Jeff Hart: It must be tough being a lower-class woman in Korea. The concussion-recovery juice pouches aren’t even clearly differentiated from the abortion-causing ones. How confusing!
Expecting an erotic thriller going into The Housemaid didn’t do the film any favors. It’s erotic, yes, and the frank sex scenes are rendered with the same cold beauty that pervades the film. But thrilling? Not particularly. I’ve developed an unfair expectation of Korean films; a wronged hero will eventually pursue bloody revenge that likely involves bondage or claw hammers. While the end of The Housemaid is as grisly as expected, the rest of the film doesn’t play to my ideas of its genre.
Better to discuss the film for what it is trying to do, rather than the expectations that I’ve unfairly assigned it. The Housemaid is pretty much a straight forward drama, replete with angry women slapping each other around. It’s also meant as a critique of Korea’s elite – really, the elite anywhere – but doesn’t fully commit to satire. The closing moments, where our rich family are speaking English and popping champagne in the company of their new servants, embody the kind of colorful mockery The Housemaid should’ve strived for. Instead, the film is far too self-serious for its soapy, parody-ready material.

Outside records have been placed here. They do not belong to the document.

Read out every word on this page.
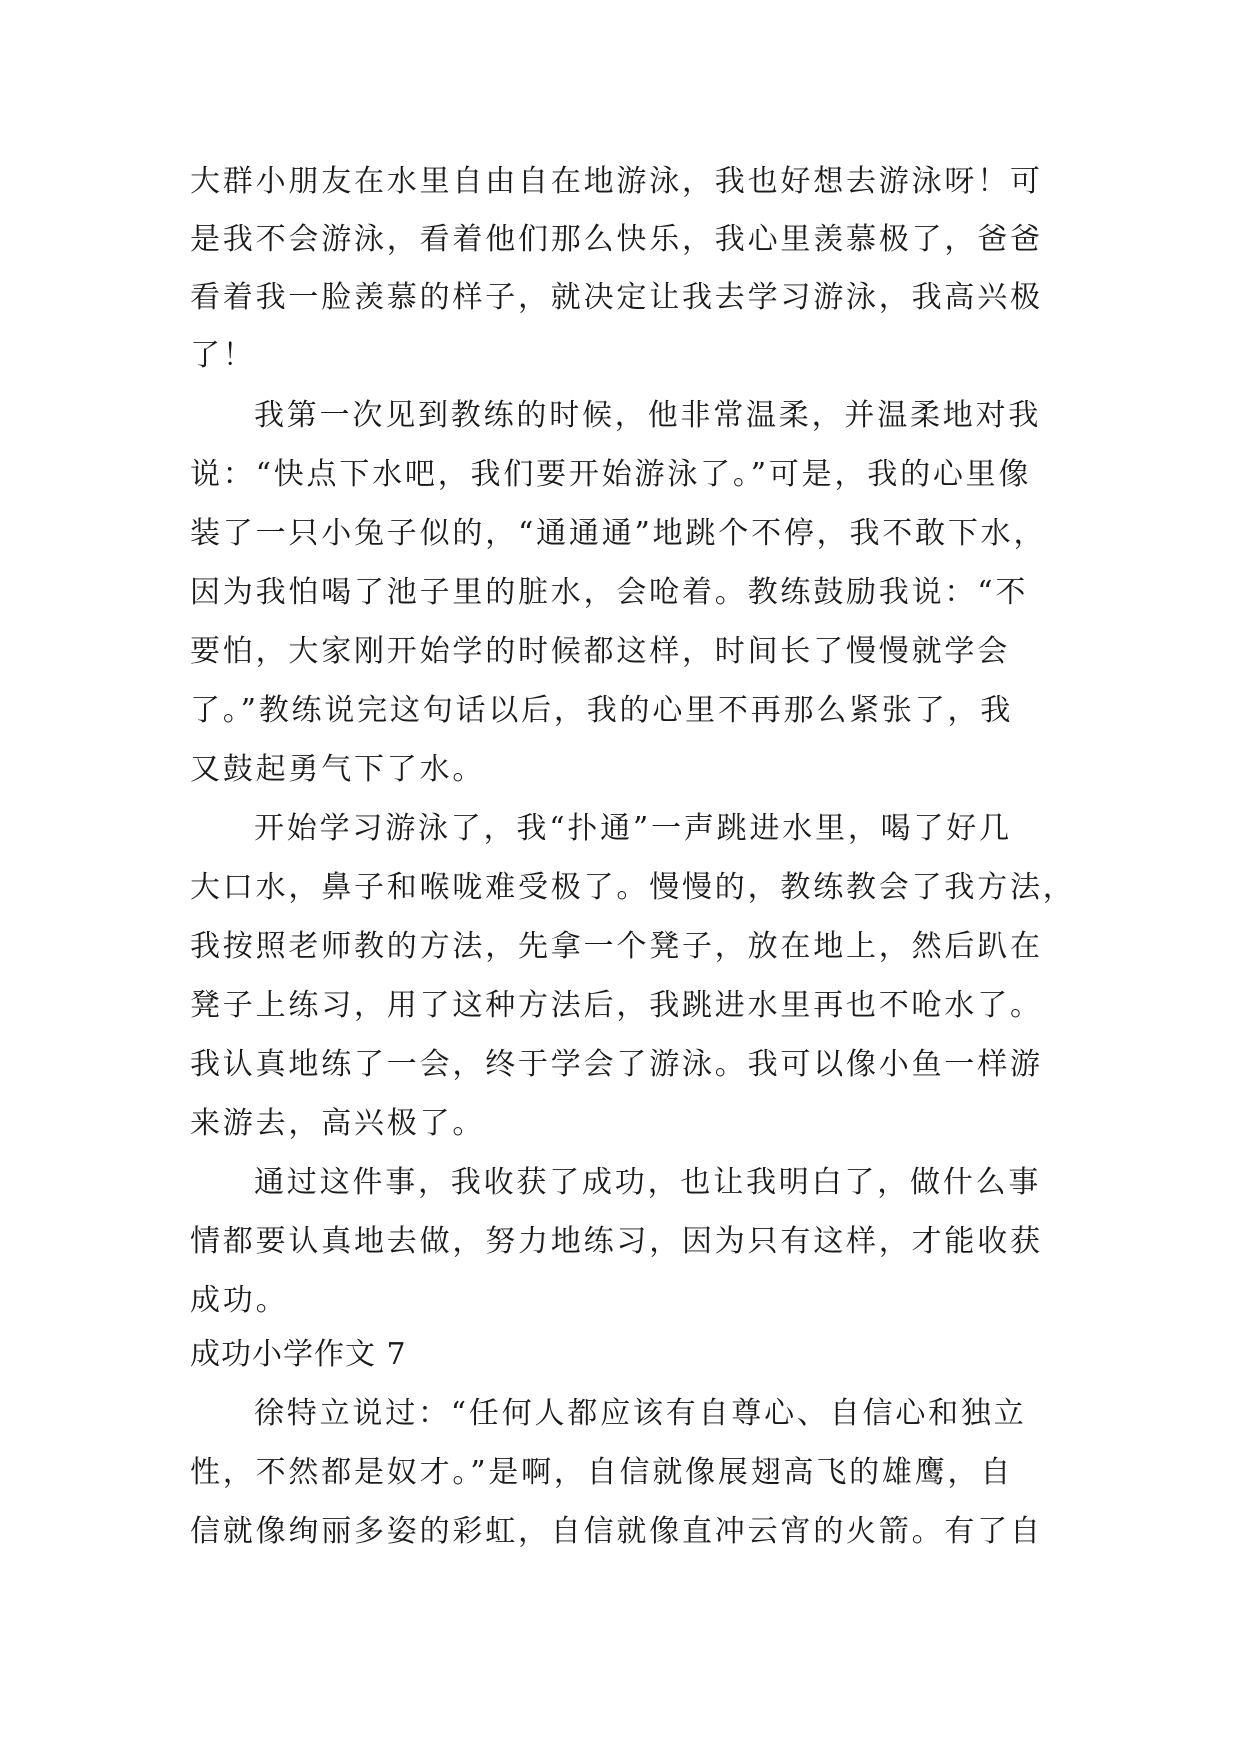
大群小朋友在水里自由自在地游泳，我也好想去游泳呀！可
是我不会游泳，看着他们那么快乐，我心里羡慕极了，爸爸
看着我一脸羡慕的样子，就决定让我去学习游泳，我高兴极
了！
我第一次见到教练的时候，他非常温柔，并温柔地对我
说：“快点下水吧，我们要开始游泳了。”可是，我的心里像
装了一只小兔子似的，“通通通”地跳个不停，我不敢下水，
因为我怕喝了池子里的脏水，会呛着。教练鼓励我说：“不
要怕，大家刚开始学的时候都这样，时间长了慢慢就学会
了。”教练说完这句话以后，我的心里不再那么紧张了，我
又鼓起勇气下了水。
开始学习游泳了，我“扑通”一声跳进水里，喝了好几
大口水，鼻子和喉咙难受极了。慢慢的，教练教会了我方法，
我按照老师教的方法，先拿一个凳子，放在地上，然后趴在
凳子上练习，用了这种方法后，我跳进水里再也不呛水了。
我认真地练了一会，终于学会了游泳。我可以像小鱼一样游
来游去，高兴极了。
通过这件事，我收获了成功，也让我明白了，做什么事
情都要认真地去做，努力地练习，因为只有这样，才能收获
成功。
成功小学作文 7
徐特立说过：“任何人都应该有自尊心、自信心和独立
性，不然都是奴才。”是啊，自信就像展翅高飞的雄鹰，自
信就像绚丽多姿的彩虹，自信就像直冲云宵的火箭。有了自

Like Jeremiah said, The Housemaid’s characters were too restrained. I’d argue, however, that they needed to be zanier rather than crazier. The dopey maid in particular – compared at one point to Dostoevsky’s The Idiot – belongs not in a serious drama but as the fulcrum of a pointed class satire. She belongs in a tragic farce. As the heart of this overwrought drama, her motivations are hard to fathom. She’s a good-hearted dunce that ends up hanging from a chandelier and setting herself on fire. Wouldn’t that be better if it was played for laughs?